La jeune Elinor doit faire ses preuves dans un monde où aucun faux pas n’est admis ! La maison de couture Tiffany crée des robes pour les ladies les plus fortunées d’Angleterre. Elinor n’en revient pas d’avoir été embauchée : désormais, elle sera sous les ordres de Bianca, la célèbre adolescente surdouée ! Mais Elinor doit s’adapter rapidement. Ici, on fabrique du sur-mesure pour mesdames les baronnes et duchesses ! Et Mrs Tiffany mise toute sa réputation sur d’incroyables bals, pour lesquels les costumes des invités sont réalisés sur mesure. Un huis clos victorien, où les secrets de chacun se dissimulent parmi soies et taffetas… 

TW : anorexie mentale


Je suis très dubitative parce que d’une part j’ai adoré les dessins mais de l’autre, j’ai eu énormément de mal avec l’histoire. Si j’ai beaucoup aimé le premier tome, les deux suivants m’ont moins plu. En effet, les dessins de l’illustratrice collent parfaitement à l’époque en ce sens qu’ils révèlent la beauté de l’époque victorienne avec des créations toutes plus belles les uns que les autres et des bals magiques. Les tenues dessinées m’ont faites rêver et les tomes sont découpés en trois saisons (hiver, printemps, été) avec des bals relatifs à chacune des périodes. On a donc des planches magnifiques et pour cela, je ne regrette pas d’avoir acheté ces BD.

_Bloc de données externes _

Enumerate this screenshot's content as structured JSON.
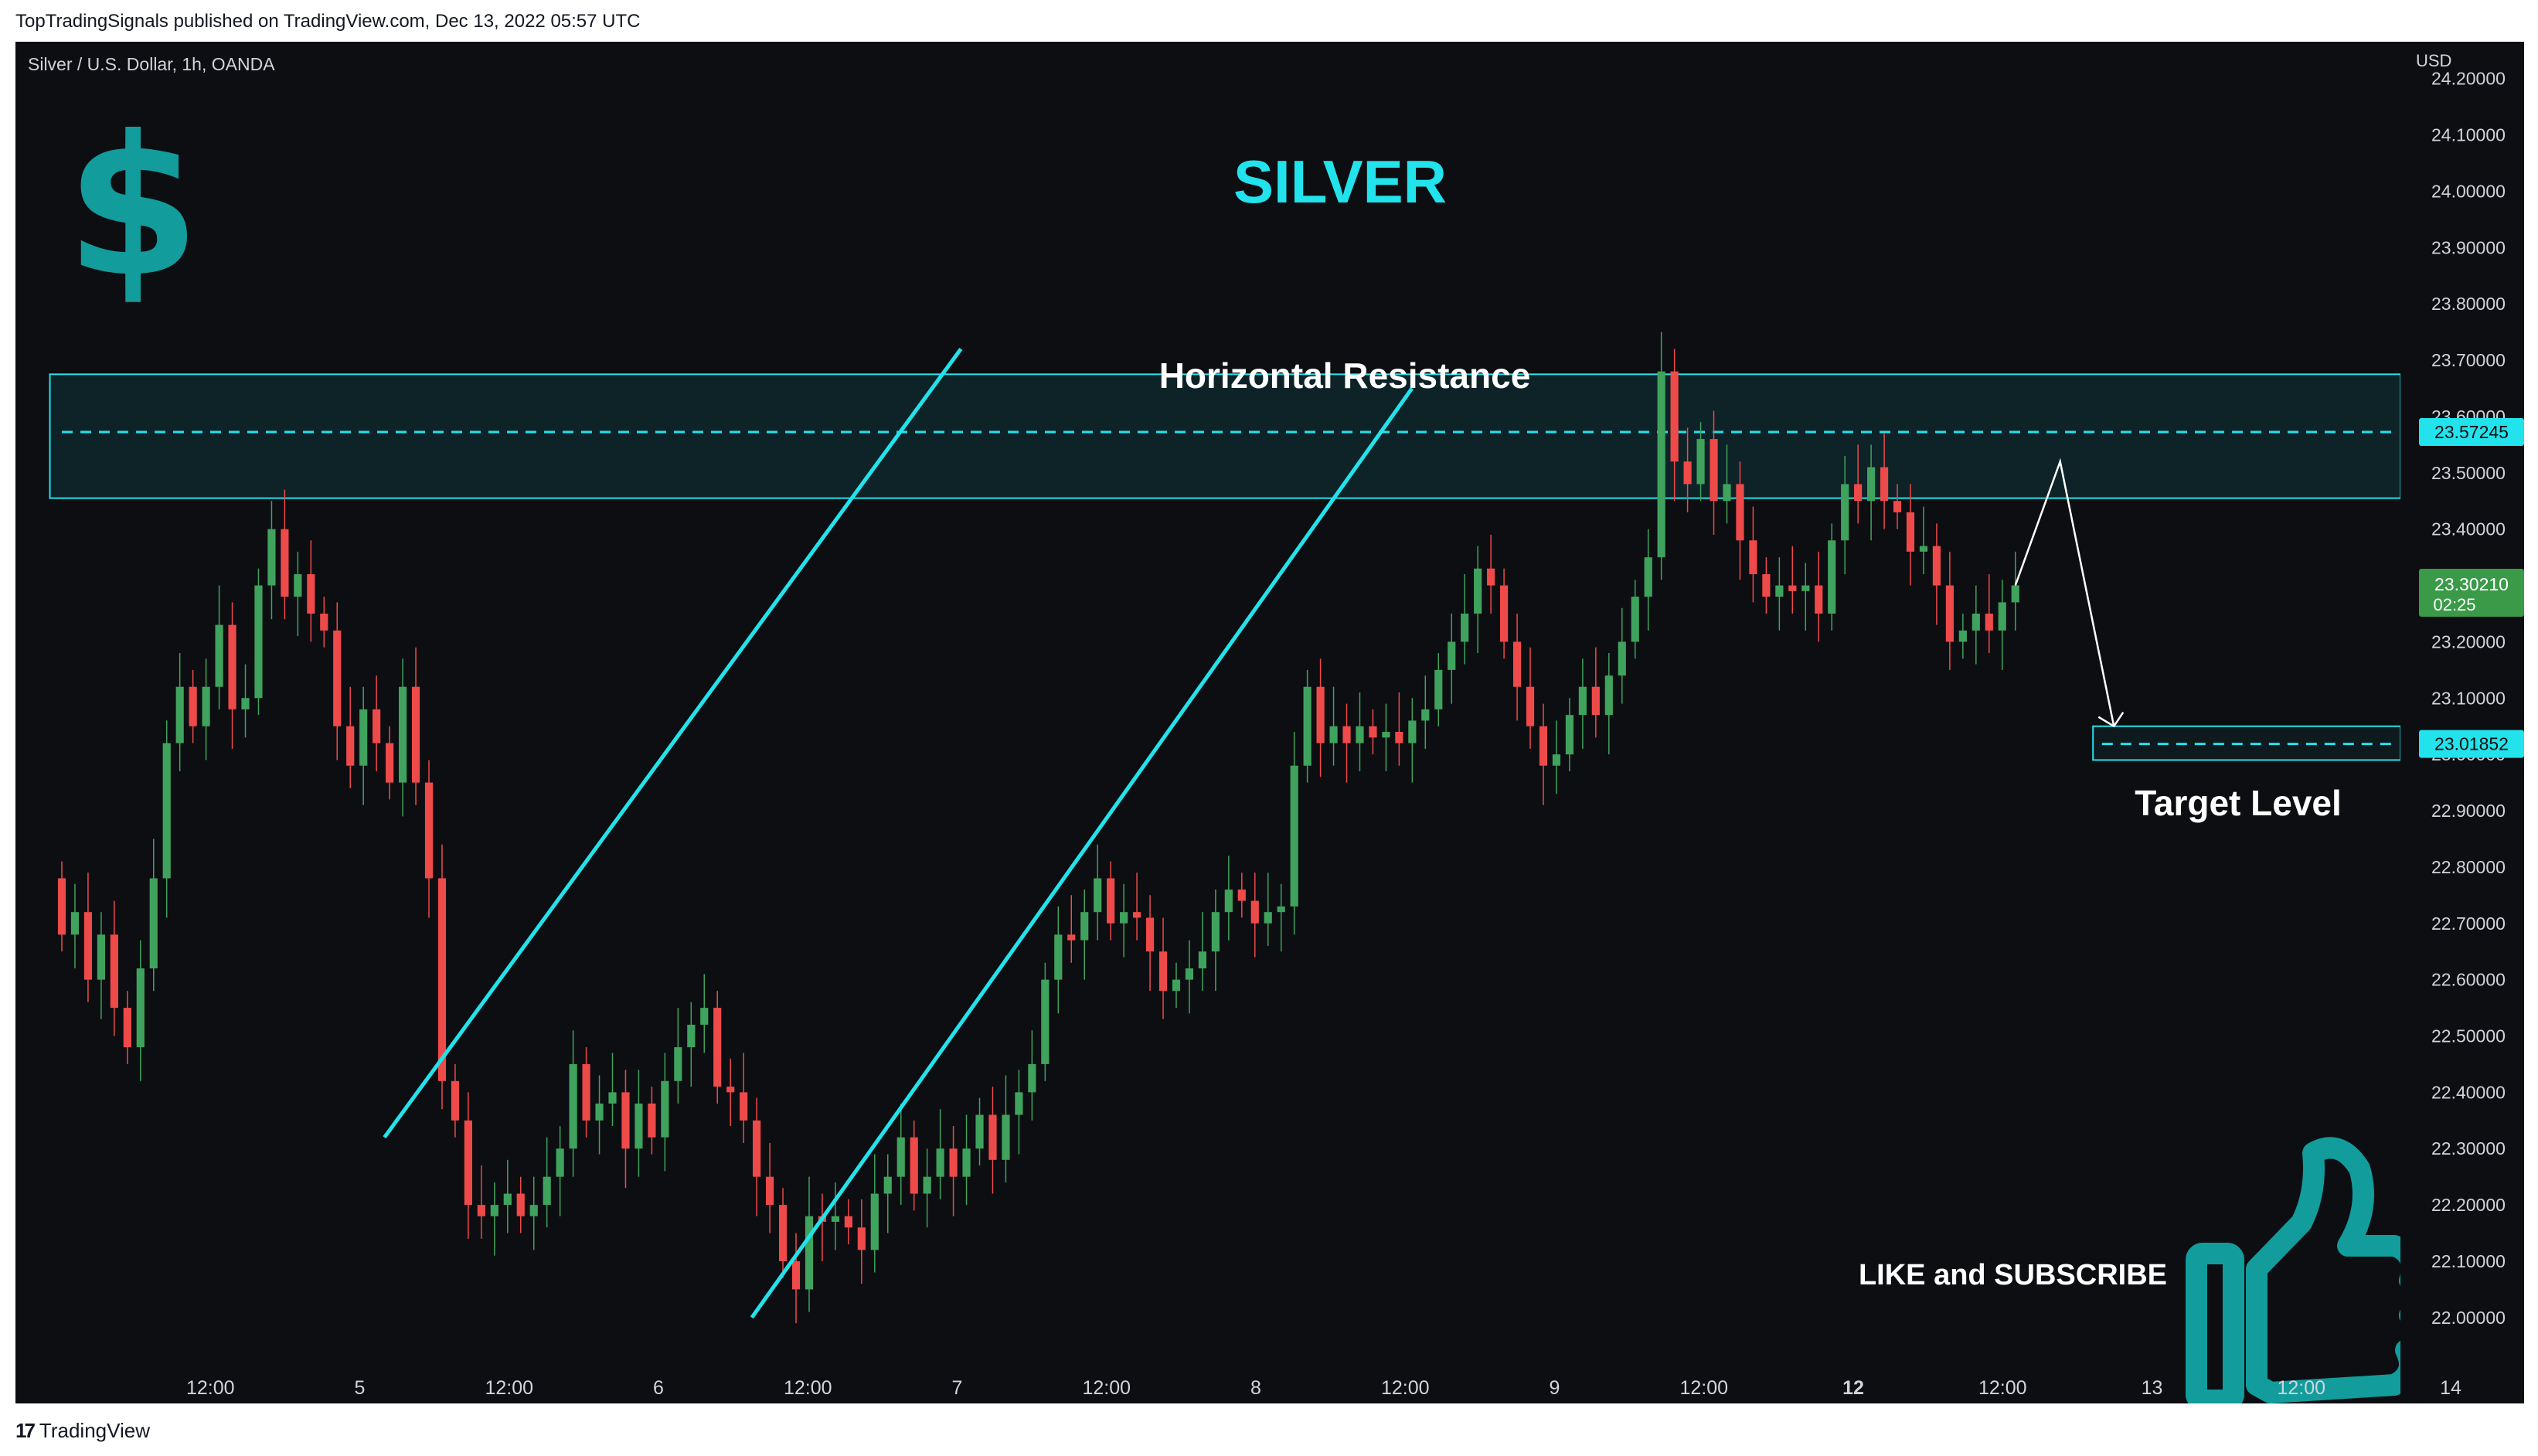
{
  "header": {
    "published": "TopTradingSignals published on TradingView.com, Dec 13, 2022 05:57 UTC"
  },
  "symbol": {
    "label": "Silver / U.S. Dollar, 1h, OANDA"
  },
  "price_axis": {
    "currency": "USD"
  },
  "current_price": {
    "value": "23.30210",
    "countdown": "02:25"
  },
  "footer": {
    "brand": "TradingView"
  },
  "colors": {
    "background": "#0d0e12",
    "up": "#3fa35d",
    "down": "#ef4a4a",
    "cyan": "#22e3ec",
    "teal_icon": "#129c9c",
    "price_tag": "#3a9a48"
  },
  "icons": {
    "dollar": "dollar-sign-icon",
    "thumb": "thumbs-up-icon",
    "logo": "tradingview-logo-icon"
  },
  "chart_data": {
    "type": "candlestick",
    "title": "SILVER",
    "y_unit": "USD",
    "ylim": [
      21.96,
      24.26
    ],
    "y_ticks": [
      "24.20000",
      "24.10000",
      "24.00000",
      "23.90000",
      "23.80000",
      "23.70000",
      "23.60000",
      "23.50000",
      "23.40000",
      "23.30000",
      "23.20000",
      "23.10000",
      "23.00000",
      "22.90000",
      "22.80000",
      "22.70000",
      "22.60000",
      "22.50000",
      "22.40000",
      "22.30000",
      "22.20000",
      "22.10000",
      "22.00000"
    ],
    "x_labels": [
      "12:00",
      "5",
      "12:00",
      "6",
      "12:00",
      "7",
      "12:00",
      "8",
      "12:00",
      "9",
      "12:00",
      "12",
      "12:00",
      "13",
      "12:00",
      "14"
    ],
    "x_label_positions": [
      0.5,
      1,
      1.5,
      2,
      2.5,
      3,
      3.5,
      4,
      4.5,
      5,
      5.5,
      6,
      6.5,
      7,
      7.5,
      8
    ],
    "candles_x_range": [
      0.0,
      6.54
    ],
    "candles": [
      [
        22.78,
        22.68
      ],
      [
        22.68,
        22.72
      ],
      [
        22.72,
        22.6
      ],
      [
        22.6,
        22.68
      ],
      [
        22.68,
        22.55
      ],
      [
        22.55,
        22.48
      ],
      [
        22.48,
        22.62
      ],
      [
        22.62,
        22.78
      ],
      [
        22.78,
        23.02
      ],
      [
        23.02,
        23.12
      ],
      [
        23.12,
        23.05
      ],
      [
        23.05,
        23.12
      ],
      [
        23.12,
        23.23
      ],
      [
        23.23,
        23.08
      ],
      [
        23.08,
        23.1
      ],
      [
        23.1,
        23.3
      ],
      [
        23.3,
        23.4
      ],
      [
        23.4,
        23.28
      ],
      [
        23.28,
        23.32
      ],
      [
        23.32,
        23.25
      ],
      [
        23.25,
        23.22
      ],
      [
        23.22,
        23.05
      ],
      [
        23.05,
        22.98
      ],
      [
        22.98,
        23.08
      ],
      [
        23.08,
        23.02
      ],
      [
        23.02,
        22.95
      ],
      [
        22.95,
        23.12
      ],
      [
        23.12,
        22.95
      ],
      [
        22.95,
        22.78
      ],
      [
        22.78,
        22.42
      ],
      [
        22.42,
        22.35
      ],
      [
        22.35,
        22.2
      ],
      [
        22.2,
        22.18
      ],
      [
        22.18,
        22.2
      ],
      [
        22.2,
        22.22
      ],
      [
        22.22,
        22.18
      ],
      [
        22.18,
        22.2
      ],
      [
        22.2,
        22.25
      ],
      [
        22.25,
        22.3
      ],
      [
        22.3,
        22.45
      ],
      [
        22.45,
        22.35
      ],
      [
        22.35,
        22.38
      ],
      [
        22.38,
        22.4
      ],
      [
        22.4,
        22.3
      ],
      [
        22.3,
        22.38
      ],
      [
        22.38,
        22.32
      ],
      [
        22.32,
        22.42
      ],
      [
        22.42,
        22.48
      ],
      [
        22.48,
        22.52
      ],
      [
        22.52,
        22.55
      ],
      [
        22.55,
        22.41
      ],
      [
        22.41,
        22.4
      ],
      [
        22.4,
        22.35
      ],
      [
        22.35,
        22.25
      ],
      [
        22.25,
        22.2
      ],
      [
        22.2,
        22.1
      ],
      [
        22.1,
        22.05
      ],
      [
        22.05,
        22.18
      ],
      [
        22.18,
        22.17
      ],
      [
        22.17,
        22.18
      ],
      [
        22.18,
        22.16
      ],
      [
        22.16,
        22.12
      ],
      [
        22.12,
        22.22
      ],
      [
        22.22,
        22.25
      ],
      [
        22.25,
        22.32
      ],
      [
        22.32,
        22.22
      ],
      [
        22.22,
        22.25
      ],
      [
        22.25,
        22.3
      ],
      [
        22.3,
        22.25
      ],
      [
        22.25,
        22.3
      ],
      [
        22.3,
        22.36
      ],
      [
        22.36,
        22.28
      ],
      [
        22.28,
        22.36
      ],
      [
        22.36,
        22.4
      ],
      [
        22.4,
        22.45
      ],
      [
        22.45,
        22.6
      ],
      [
        22.6,
        22.68
      ],
      [
        22.68,
        22.67
      ],
      [
        22.67,
        22.72
      ],
      [
        22.72,
        22.78
      ],
      [
        22.78,
        22.7
      ],
      [
        22.7,
        22.72
      ],
      [
        22.72,
        22.71
      ],
      [
        22.71,
        22.65
      ],
      [
        22.65,
        22.58
      ],
      [
        22.58,
        22.6
      ],
      [
        22.6,
        22.62
      ],
      [
        22.62,
        22.65
      ],
      [
        22.65,
        22.72
      ],
      [
        22.72,
        22.76
      ],
      [
        22.76,
        22.74
      ],
      [
        22.74,
        22.7
      ],
      [
        22.7,
        22.72
      ],
      [
        22.72,
        22.73
      ],
      [
        22.73,
        22.98
      ],
      [
        22.98,
        23.12
      ],
      [
        23.12,
        23.02
      ],
      [
        23.02,
        23.05
      ],
      [
        23.05,
        23.02
      ],
      [
        23.02,
        23.05
      ],
      [
        23.05,
        23.03
      ],
      [
        23.03,
        23.04
      ],
      [
        23.04,
        23.02
      ],
      [
        23.02,
        23.06
      ],
      [
        23.06,
        23.08
      ],
      [
        23.08,
        23.15
      ],
      [
        23.15,
        23.2
      ],
      [
        23.2,
        23.25
      ],
      [
        23.25,
        23.33
      ],
      [
        23.33,
        23.3
      ],
      [
        23.3,
        23.2
      ],
      [
        23.2,
        23.12
      ],
      [
        23.12,
        23.05
      ],
      [
        23.05,
        22.98
      ],
      [
        22.98,
        23.0
      ],
      [
        23.0,
        23.07
      ],
      [
        23.07,
        23.12
      ],
      [
        23.12,
        23.07
      ],
      [
        23.07,
        23.14
      ],
      [
        23.14,
        23.2
      ],
      [
        23.2,
        23.28
      ],
      [
        23.28,
        23.35
      ],
      [
        23.35,
        23.68
      ],
      [
        23.68,
        23.52
      ],
      [
        23.52,
        23.48
      ],
      [
        23.48,
        23.56
      ],
      [
        23.56,
        23.45
      ],
      [
        23.45,
        23.48
      ],
      [
        23.48,
        23.38
      ],
      [
        23.38,
        23.32
      ],
      [
        23.32,
        23.28
      ],
      [
        23.28,
        23.3
      ],
      [
        23.3,
        23.29
      ],
      [
        23.29,
        23.3
      ],
      [
        23.3,
        23.25
      ],
      [
        23.25,
        23.38
      ],
      [
        23.38,
        23.48
      ],
      [
        23.48,
        23.45
      ],
      [
        23.45,
        23.51
      ],
      [
        23.51,
        23.45
      ],
      [
        23.45,
        23.43
      ],
      [
        23.43,
        23.36
      ],
      [
        23.36,
        23.37
      ],
      [
        23.37,
        23.3
      ],
      [
        23.3,
        23.2
      ],
      [
        23.2,
        23.22
      ],
      [
        23.22,
        23.25
      ],
      [
        23.25,
        23.22
      ],
      [
        23.22,
        23.27
      ],
      [
        23.27,
        23.3
      ]
    ],
    "annotations": {
      "horizontal_resistance_label": "Horizontal Resistance",
      "resistance_zone": [
        23.455,
        23.675
      ],
      "resistance_level": "23.57245",
      "target_label": "Target Level",
      "target_level": "23.01852",
      "target_zone": [
        22.99,
        23.05
      ],
      "cta": "LIKE and SUBSCRIBE",
      "upper_channel_line": [
        [
          1.08,
          22.32
        ],
        [
          3.01,
          23.72
        ]
      ],
      "lower_channel_line": [
        [
          2.31,
          22.0
        ],
        [
          4.52,
          23.65
        ]
      ],
      "projection_path": [
        [
          6.54,
          23.3
        ],
        [
          6.69,
          23.52
        ],
        [
          6.87,
          23.05
        ]
      ]
    }
  }
}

Cependant, je dois également aborder ce qui m’a le plus dérangée dans ces trois tomes c’est-à-dire la place de la maladie d’Elinor. Celle-ci n’est que très peu évoquée et les auteures ont à mon sens eu tort de l’aborder de cette manière. En effet, je pense que si celles-ci l’ont fait c’est pour montrer que derrière tout le luxe de cette maison de couture et sous le règle de l’apparence et de l’illusion, les personnages sont oppressés et évoluent dans un milieu assez problématique. Mais, je trouve que si sa maladie donne une dimension dramatique à l’histoire celle-ci est trop peu développée car son origine n’est pas évoquée, l’ampleur de ses traumatismes non plus et le peu qui l’est reste assez brouillon.  Les auteures auraient gagné à développer un peu plus ce côté-là de l’histoire surtout si le public auquel elle s’adresse est jeune. Enfin, j’aurais aimé un tome 4 pour compléter la série et les saisons mises à l’honneur.